Dsc Pc1550 Installer Code Reset

Is there a way to reset master code on dsc 1832 [ 2 Answers ] I have a DSC 1832 security system at my home but never got the master code from the installer who I have now lost touch with. I need to set the clock on my 5501 keypad and it appears that requires the master code. Lear how to change the 'Master Code' on your DSC alarm system with a LED keypad.

Pc1550-interface An interface and keypad emulator for Digital Security Control's PC1550 Alarm Panel This class is a keypad emulator for the Digital Security Control's (DSC) PC1550. The model number of the keypad it emulates is PC1550RK. It should work with any ATmega chipset, and was tested using an Arduino UNO. With this programmatic interface, you could emulate your own keypad on the device (iPhone maybe?) of your choice.

Or you could setup your own monitoring/alerting system (maybe send yourself a text message) when certain alarm events occur. Hardware Connections There are four wires that go to the keypad: Red Voltage.
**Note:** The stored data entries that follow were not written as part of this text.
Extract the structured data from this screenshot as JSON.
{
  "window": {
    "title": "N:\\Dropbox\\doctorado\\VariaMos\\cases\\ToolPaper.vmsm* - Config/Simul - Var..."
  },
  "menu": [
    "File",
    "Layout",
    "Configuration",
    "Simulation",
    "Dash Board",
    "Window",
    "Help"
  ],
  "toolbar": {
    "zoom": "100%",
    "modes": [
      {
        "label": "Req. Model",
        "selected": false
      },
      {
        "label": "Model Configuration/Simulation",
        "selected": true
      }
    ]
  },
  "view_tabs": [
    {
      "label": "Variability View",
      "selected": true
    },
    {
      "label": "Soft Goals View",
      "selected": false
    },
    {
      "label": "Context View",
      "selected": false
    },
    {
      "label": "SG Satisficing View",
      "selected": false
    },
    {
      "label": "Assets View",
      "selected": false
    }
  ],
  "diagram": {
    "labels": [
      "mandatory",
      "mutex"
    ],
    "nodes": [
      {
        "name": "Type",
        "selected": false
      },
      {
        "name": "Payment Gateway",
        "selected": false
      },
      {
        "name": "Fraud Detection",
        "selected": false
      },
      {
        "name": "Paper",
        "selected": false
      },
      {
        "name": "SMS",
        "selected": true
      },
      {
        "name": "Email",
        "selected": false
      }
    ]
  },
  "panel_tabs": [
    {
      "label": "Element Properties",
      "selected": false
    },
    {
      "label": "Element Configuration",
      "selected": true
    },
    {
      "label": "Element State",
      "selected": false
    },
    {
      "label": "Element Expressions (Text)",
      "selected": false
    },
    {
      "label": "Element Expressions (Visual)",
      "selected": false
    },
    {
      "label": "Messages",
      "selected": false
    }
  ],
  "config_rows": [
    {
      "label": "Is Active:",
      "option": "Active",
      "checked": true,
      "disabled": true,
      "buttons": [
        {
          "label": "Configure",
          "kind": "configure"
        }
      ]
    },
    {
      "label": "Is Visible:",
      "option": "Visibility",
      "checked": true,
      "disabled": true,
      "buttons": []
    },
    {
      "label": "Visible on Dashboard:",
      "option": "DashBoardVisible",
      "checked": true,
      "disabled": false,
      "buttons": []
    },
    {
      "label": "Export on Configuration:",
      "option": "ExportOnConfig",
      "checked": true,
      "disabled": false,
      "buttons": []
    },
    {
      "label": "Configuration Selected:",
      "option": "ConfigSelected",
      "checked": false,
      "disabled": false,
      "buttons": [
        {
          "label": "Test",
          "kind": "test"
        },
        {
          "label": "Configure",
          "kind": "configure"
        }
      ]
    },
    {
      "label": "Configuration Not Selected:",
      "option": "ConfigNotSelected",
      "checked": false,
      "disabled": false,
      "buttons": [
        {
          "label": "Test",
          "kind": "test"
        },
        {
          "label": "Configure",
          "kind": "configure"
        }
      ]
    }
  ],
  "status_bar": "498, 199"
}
This should be about 12V. On my system, a voltage meter read 13.3V with a brand new battery. You should be able to safely use this as a power supply for the Arduino. Simply connect the red line to the pin labeled Vin. The Arduino's internal voltage regulator will take care of the rest.

Because the PC1550 has a backup battery supply, your Arduino will continue to be powered even when the electrity goes out (quite convenient). Black Ground. If you're using the PC1550 to supply power to the Arduino, connect this to the GND pin next to the Vin pin Yellow Clock. The PC1550 control panel determines the clock cycle. So long as the processClockCycle() method on this class is called more frequently than half a clock cycle from the PC1550 then we will safely be able to read and write signals from the PC1550 control panel. The total cycle is about 1500-1600 micro-seconds, on average (roughly 650 Hz). Because data is sent when the clock is low and read when the clock is high, we must run the processClockCycle() method at least every 800 micro-seconds.

The more frequently the processClockCycle method is called, the more likely data transmission will succeed (in both directions) without data loss. If you're not sure if you can commit to a calling the processClockCycle() function frequently enough, then you can use processTransmissionCycle() instead which will call processClockCycle() and block until a full transmission cycle is complete. This could be handy if your program is performing another task that could use significant clock cycles between calls to processClockCycle(). On the downside, processTransmissionCycle() takes between 57ms and 104ms to complete. Connect the clock line up to either a digital or analog pin.

We only read on this line using digitalRead, so either a digital or analog pin will do. Analog PIN 4 is the default but can be overriden via the constructor to this class. The data line is used to send bits to and from the PC1550 when the clock is low and high, respectively. Connect this line to any analog pin. While we can read data from the panel using only digital functions, we must use analog functions to pull the pin low when we want to send data back to the control panel. Analog pin 3 is the default but can be overridden via the contructor.

There is one additional connection that can be made that can provide additional state information from the alarm controller. The PGM terminal on the DSC PC1550 control panel can be programmed to do a number of things. One option is to configure it as a 2nd data line. The installation manual refers to the PC16-OUT module. This module reads data from the PGM line and we can emulate that module here. This line does not go to the keypad, and is optional for use by this library. For the PGM terminal to work, it will need to be connected to the AUX+ terminal with a 1k Ohm resistor (for PC1550s).

Analog pin 1 is the default but can be overridden via the contructor. See for a full listing of PGM options.

PC1550 Interface Specification The PC1550 control panel starts by holding the clock high for roughly 26.5ms. Iskysoft data recovery download. It then clocks out 16 cycles (one cycle is represented by the clock going low and then returning to a high state). After 16 clock cycles, the PC1550 holds the clock high for roughly 26.5ms again, which starts the entire cycle over.

During the 16 clock cycles data is received when the clock is high: • The first 8 clock cycles are used to send one octet (byte) of data to the keypad (one bit per clock cycle). This byte contains information about which zones are currently open (what zone lights should display on the keypad). For this reason, the first 8 bits are referred to here as 'zone bits.' The table below shows how the data is received and interpretted. Bit 7 is received first, and bit 0 is recieved last. When bit 7 is on, then the zone 1 light should be on; when bit 6 is on, then the zone 2 light should be on, etc. Bits 1 and 0 are not used.